|Wednesday, September 13, 2017||4:00PM - 6:00PM||108N, North House, 1 Devonshire Place|
Although political parties of the extreme right closely connected to (Neo)-Nazism have drawn most of the attention of researchers and pundits for a long time, the German public became aware of the self-stylized “New Right” only with the recent rise of new right-wing populist movements. However, immediately after the Second World War, intellectuals constituted a “New Right” that replaced National Socialist ideology of racial supremacy with concepts of ethnopluralism, referred to volkish movements, specifically the “Conservative Revolution,” prior to National Socialism, and adopted new strategies in the struggle for cultural hegemony. While antisemitism, a key element of Nazi ideology, allegedly has been erased from the “New Right’s” political agenda, it still functions as an important ideological and mobilizing factor.

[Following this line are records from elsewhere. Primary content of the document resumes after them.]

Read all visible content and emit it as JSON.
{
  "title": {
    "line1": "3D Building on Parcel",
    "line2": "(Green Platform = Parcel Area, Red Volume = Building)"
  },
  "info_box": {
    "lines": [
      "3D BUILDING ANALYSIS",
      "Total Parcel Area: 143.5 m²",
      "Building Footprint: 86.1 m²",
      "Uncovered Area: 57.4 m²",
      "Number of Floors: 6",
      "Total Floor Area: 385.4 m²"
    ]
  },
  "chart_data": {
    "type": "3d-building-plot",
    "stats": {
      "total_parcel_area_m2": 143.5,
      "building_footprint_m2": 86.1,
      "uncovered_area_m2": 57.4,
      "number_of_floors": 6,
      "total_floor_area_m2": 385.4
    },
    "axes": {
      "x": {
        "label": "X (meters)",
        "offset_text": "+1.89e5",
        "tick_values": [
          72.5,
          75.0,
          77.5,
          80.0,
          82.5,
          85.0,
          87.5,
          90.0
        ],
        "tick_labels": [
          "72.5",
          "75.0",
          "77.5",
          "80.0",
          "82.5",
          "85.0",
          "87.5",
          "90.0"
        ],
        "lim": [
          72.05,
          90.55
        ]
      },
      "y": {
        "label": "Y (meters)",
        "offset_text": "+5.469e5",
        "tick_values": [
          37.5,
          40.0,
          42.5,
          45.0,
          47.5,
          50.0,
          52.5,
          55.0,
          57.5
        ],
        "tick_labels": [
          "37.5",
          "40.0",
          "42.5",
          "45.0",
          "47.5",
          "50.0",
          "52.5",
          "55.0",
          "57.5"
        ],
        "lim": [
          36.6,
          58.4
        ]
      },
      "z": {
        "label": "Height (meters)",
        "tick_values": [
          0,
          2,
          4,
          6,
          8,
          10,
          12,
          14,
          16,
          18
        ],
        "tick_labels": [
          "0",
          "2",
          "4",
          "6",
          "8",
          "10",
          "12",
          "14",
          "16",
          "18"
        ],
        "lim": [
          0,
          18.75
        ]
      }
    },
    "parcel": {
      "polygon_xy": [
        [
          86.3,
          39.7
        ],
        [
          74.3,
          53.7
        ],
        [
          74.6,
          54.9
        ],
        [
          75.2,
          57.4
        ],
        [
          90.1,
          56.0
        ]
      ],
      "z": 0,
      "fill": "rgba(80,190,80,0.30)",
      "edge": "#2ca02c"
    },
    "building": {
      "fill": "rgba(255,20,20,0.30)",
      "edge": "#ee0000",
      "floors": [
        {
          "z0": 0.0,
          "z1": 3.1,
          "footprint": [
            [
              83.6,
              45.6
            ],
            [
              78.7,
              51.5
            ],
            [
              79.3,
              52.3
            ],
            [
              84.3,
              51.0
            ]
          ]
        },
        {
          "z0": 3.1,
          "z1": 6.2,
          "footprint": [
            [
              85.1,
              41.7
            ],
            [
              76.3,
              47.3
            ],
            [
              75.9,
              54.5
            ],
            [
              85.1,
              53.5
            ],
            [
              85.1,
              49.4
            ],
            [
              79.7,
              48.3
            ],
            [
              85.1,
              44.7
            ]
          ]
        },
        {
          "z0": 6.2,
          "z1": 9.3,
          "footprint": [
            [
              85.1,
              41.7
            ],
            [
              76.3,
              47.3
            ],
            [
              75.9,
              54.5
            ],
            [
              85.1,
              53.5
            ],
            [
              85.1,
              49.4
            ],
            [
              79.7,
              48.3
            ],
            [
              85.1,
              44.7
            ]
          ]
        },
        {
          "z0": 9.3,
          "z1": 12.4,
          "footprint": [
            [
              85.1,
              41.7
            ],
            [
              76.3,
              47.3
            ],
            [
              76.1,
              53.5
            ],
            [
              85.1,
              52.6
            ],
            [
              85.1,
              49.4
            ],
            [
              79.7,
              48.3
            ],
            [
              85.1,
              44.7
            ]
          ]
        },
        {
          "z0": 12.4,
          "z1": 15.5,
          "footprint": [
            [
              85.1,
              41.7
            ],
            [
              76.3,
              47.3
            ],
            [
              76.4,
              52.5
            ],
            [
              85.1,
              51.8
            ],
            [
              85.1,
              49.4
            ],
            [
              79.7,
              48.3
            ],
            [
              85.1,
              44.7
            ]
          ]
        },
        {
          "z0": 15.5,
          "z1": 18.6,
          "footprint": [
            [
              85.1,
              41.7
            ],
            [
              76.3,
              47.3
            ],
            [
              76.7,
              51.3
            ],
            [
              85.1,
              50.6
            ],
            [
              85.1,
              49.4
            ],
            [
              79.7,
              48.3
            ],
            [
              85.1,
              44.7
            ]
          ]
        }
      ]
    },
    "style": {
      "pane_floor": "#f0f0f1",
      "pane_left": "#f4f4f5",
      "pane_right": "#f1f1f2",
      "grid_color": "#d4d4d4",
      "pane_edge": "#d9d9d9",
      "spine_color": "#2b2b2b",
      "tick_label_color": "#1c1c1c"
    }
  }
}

In this talk, Marcus Funck will discuss recent developments in the antisemitic discourse of the political right in Germany.
Marcus Funck, historian, is a research associate and Graduate Program Director at the Centre for Research on Antisemitism, Technische Universität Berlin. From 2006 to 2010, he was the DAAD Visiting Professor at the Canadian Centre for German and European Studies at York University. He is the co-editor of the Jahrbuch für Antisemitismusforschung and has published in the fields of modern German and European history. Currently, he is engaging in a “history of the present” exploring the historical archives of present-day radical nationalist thought and is preparing a book-length essay on the history of difference and sameness in Germany since 1800.